St Mary’s is committed to welcoming students and staff from Europe and around the globe.
Brexit doesn’t change how we value our international community, but we know that it’s created some uncertainty. We hope that this information will help with any questions you may have about applying to St Mary’s.
UKCISA’s Brexit guidance and the UK government’s Get Ready for Brexit site are excellent sources of further information for students who may be affected by Brexit.
Coming to the UK
Immigration rules for students coming to the UK depend on the start date of their course. Students registered at St Mary’s by December 2020 who are nationals of an EU member state or Iceland, Norway, Liechtenstein or Switzerland are advised to apply for settled status as soon as possible. This includes students beginning their studies at St Mary’s in September 2020. Please see the official guidance on applying for settled or pre-settled status for details.
If you are an Irish citizen, or if you already have indefinite leave to remain in the UK, then you do not need to apply for settled status.
The situation for students beginning their studies from January 2021 onwards will depend on the immigration system operating at the time. Please check UKCISA’s guidance for updates.
EU nationals beginning their studies in England in the 2020/21 academic year will be eligible for home fee status, just as they are under current rules. There has not yet been a decision on fee arrangements for EU nationals beginning a course from September 2021 onwards. UKCISA’s guidance on home fee status eligibility is a very useful source of information on this issue.
EU nationals who begin a university course in England in the 2020/21 academic year will remain eligible to receive loans from Student Finance England, just as they are under current rules.
There has not yet been a decision on student loan arrangements for EU nationals starting degrees in England from 2021/22 onwards. UKCISA has published full guidance about access to student finance, which will be updated as more information is available.
Access to healthcare
UKCISA has published guidance for EU, EEA and Swiss nationals about how Brexit may impact on access to healthcare in the UK.
International students from outside the EU, EEA and Switzerland
Immigration rules for students who currently need a Tier 4 or short-term study visa to study in the UK are not expected to change, so if you’re in one of these categories, Brexit shouldn’t affect you. Please email firstname.lastname@example.org if you have questions about your Tier 4 visa.

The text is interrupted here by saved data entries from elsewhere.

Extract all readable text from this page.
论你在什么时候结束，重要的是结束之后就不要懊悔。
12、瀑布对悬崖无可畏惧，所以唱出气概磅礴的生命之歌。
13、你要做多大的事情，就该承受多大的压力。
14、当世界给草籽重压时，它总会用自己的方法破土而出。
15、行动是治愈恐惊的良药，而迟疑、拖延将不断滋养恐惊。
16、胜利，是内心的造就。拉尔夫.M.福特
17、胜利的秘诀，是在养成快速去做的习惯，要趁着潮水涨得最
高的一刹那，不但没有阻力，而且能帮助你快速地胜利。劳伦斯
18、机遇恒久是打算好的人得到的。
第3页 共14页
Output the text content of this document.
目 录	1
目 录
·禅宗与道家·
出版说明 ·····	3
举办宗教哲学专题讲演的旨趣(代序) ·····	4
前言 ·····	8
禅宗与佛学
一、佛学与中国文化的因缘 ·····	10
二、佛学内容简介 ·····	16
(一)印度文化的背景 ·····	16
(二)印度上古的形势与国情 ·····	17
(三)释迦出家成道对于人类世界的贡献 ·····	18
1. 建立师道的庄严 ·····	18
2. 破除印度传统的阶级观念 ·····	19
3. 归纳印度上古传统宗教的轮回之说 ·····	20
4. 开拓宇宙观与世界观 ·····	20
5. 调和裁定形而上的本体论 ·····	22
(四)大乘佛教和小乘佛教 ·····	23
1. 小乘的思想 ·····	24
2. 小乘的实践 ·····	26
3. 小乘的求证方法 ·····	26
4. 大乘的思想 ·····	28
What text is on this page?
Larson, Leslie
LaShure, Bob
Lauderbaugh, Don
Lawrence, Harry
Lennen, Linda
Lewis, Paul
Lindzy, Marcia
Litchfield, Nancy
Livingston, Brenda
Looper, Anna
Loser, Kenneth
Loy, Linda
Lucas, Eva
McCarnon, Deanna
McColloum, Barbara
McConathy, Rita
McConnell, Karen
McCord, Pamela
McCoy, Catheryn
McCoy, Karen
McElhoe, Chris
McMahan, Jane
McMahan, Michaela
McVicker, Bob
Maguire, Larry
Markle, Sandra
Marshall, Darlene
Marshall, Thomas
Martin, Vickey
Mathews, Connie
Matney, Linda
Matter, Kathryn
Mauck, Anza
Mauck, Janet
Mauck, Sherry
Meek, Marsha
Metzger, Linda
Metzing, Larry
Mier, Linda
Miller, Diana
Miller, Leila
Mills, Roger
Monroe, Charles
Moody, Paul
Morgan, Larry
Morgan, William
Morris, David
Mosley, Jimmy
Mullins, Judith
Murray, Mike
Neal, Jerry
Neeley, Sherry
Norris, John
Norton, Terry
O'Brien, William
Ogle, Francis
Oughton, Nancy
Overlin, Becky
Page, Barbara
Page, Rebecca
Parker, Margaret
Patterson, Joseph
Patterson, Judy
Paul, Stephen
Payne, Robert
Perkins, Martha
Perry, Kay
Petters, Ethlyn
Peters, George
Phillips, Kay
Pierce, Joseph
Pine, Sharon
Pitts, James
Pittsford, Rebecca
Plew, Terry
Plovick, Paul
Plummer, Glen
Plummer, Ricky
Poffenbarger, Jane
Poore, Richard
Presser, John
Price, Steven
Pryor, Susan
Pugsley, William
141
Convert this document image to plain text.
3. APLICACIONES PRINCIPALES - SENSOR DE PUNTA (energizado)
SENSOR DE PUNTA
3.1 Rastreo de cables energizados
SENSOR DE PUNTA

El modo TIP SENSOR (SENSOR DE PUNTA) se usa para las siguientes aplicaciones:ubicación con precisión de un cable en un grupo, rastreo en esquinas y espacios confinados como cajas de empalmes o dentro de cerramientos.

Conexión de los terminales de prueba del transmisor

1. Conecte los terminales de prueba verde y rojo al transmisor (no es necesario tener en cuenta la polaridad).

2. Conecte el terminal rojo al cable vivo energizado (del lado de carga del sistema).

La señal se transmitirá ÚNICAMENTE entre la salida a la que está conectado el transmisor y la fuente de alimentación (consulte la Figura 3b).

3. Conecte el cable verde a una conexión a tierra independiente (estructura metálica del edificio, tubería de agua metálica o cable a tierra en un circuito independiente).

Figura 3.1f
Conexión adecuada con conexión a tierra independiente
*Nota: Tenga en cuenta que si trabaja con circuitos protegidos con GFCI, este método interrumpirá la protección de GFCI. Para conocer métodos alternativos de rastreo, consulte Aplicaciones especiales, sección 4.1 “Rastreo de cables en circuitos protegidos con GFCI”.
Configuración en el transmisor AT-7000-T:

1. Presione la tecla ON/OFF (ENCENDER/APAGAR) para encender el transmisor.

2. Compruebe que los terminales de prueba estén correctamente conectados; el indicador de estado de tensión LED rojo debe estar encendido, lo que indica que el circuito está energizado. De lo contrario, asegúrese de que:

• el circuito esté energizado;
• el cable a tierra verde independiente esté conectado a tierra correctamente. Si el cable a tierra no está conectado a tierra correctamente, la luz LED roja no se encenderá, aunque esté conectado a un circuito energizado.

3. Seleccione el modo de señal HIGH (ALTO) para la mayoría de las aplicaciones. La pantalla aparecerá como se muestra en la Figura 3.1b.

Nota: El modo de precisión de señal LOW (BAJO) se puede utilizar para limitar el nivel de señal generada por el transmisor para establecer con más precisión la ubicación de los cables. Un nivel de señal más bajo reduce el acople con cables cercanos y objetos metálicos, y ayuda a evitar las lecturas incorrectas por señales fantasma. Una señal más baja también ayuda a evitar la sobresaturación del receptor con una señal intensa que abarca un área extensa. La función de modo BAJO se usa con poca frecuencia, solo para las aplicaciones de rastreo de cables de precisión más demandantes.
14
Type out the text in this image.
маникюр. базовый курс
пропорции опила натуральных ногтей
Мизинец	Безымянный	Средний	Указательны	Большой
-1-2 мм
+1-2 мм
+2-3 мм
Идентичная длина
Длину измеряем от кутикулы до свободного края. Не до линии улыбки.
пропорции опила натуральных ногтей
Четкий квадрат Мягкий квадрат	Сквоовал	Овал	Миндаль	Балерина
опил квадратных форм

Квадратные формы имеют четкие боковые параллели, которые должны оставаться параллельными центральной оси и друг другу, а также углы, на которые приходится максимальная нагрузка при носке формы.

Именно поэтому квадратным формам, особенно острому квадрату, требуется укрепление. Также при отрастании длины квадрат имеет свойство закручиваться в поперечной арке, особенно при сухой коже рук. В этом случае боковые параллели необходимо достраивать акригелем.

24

The UK’s participation in the Erasmus+ programme may change in different ways depending on how the UK leaves the EU. This is being negotiated during the withdrawal process and more clarity should emerge before the end of 2020.
Travelling during Brexit
UK citizens planning to travel should keep an eye on the government’s latest guidance on visiting Europe after Brexit. All travellers should plan for a certain amount of disruption for the first few weeks after the UK’s exit date, especially if the UK leaves the EU without a deal.
Please allow plenty of extra time when travelling in or out of the UK and check the government’s foreign travel advice before finalising travel plans.
Please note: this content is correct at the time of writing 23rd January 2020.